This paraeducator works 12-16 hours a day and still provides the support and spirit her students need to be excited learners
“Giving 110% to the students and staff I work with is never a question but being able to continue to do it without a living wage sadly is.” — Aisling Elgesem, paraeducator, Beach Elementary, Calvert County
I’ve been working with kids since I was 15 and got my first job in a child care center. I worked there for 11 years, leaving as a teacher in the three-year-olds classroom. Soon after, I found a posting for an opening in Calvert County Public Schools and jumped at the chance. I am now in my ninth year as an instructional assistant and I love my job.

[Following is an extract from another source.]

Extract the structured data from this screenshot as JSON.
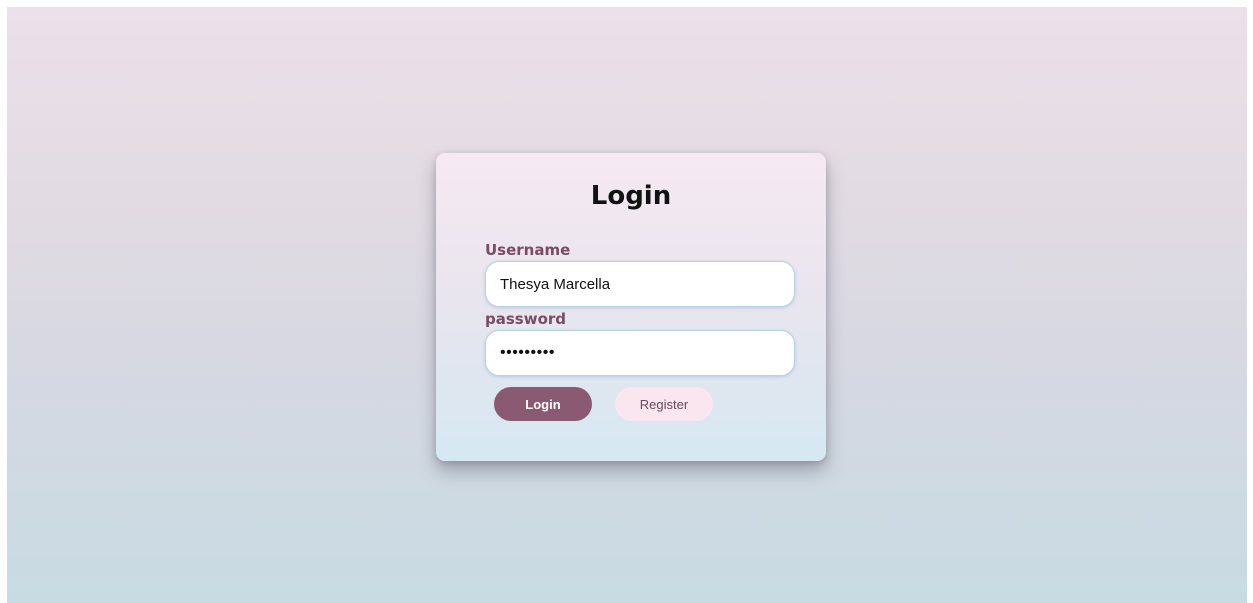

Being an instructional assistant affords me the opportunity to work with all of the kids in my building instead of just one grade level. I love that no matter what kind of day I’m having, one of our kids makes me laugh or smile. Whether we are rapping our sounds or on the library floor chatting about the day, I know I am doing my best to make a positive difference. The kids I work with don’t know it but they will forever have a spot in my heart. So many of them have changed my way of thinking.

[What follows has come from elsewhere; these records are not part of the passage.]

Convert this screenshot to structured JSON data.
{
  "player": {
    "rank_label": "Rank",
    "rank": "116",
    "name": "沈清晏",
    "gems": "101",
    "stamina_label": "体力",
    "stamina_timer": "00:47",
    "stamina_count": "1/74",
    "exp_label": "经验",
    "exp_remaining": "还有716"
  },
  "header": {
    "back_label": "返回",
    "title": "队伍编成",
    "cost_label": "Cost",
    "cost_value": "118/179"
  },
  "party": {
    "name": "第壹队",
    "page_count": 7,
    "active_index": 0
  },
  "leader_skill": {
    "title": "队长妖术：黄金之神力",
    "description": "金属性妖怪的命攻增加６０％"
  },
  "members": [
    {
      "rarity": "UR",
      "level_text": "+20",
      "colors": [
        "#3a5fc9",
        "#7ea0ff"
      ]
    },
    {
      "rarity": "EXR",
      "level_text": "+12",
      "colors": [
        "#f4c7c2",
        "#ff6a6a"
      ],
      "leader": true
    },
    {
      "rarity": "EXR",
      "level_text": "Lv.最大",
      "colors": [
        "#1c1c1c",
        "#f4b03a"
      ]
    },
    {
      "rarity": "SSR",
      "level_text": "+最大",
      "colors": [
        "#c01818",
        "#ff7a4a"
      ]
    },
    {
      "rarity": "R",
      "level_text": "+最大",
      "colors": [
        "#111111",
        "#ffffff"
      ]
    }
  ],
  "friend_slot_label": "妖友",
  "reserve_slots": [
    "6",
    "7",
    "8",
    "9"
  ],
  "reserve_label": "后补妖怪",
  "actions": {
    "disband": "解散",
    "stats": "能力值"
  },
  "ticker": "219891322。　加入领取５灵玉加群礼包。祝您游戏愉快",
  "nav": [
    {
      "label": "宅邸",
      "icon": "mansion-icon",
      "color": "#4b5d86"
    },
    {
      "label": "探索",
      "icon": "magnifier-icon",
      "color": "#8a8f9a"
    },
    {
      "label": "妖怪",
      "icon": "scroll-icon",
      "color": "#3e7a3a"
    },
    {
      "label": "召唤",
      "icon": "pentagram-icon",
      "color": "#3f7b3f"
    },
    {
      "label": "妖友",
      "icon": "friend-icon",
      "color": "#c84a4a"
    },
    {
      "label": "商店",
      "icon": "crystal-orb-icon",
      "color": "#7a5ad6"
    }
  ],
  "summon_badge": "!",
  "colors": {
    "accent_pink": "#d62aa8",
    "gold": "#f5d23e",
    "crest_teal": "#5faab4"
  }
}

I recently became involved with my local union, the Calvert Association of Educational Support Staff (CAESS), and am now on our board of directors. Being part of our union is extremely important to me because we are a group of people working together towards our “why.” I know the “why” for doing my job is for the kids and the look on their faces when they have an AHA! moment. My “why” for being part of CAESS is to support my colleagues and let our local and state leaders know we need to see a change in the way support staff are seen.
The fact that so many of us don’t make a living wage is one of the biggest concerns I’ve heard from my colleagues — not only from my own county but from all around the state. It’s difficult to continuously put so much effort into a job you love when you are working two or three other jobs. Like so many others, I work 12–16 hours every day to make ends meet. Giving 110% to the students and staff I work with is never a question; being able to continue to do it without a living wage sadly is.
I love my job and all of the roles I have taken on within it. No matter what our position is in our school, we all want the best for the children in our care. We want to see them succeed.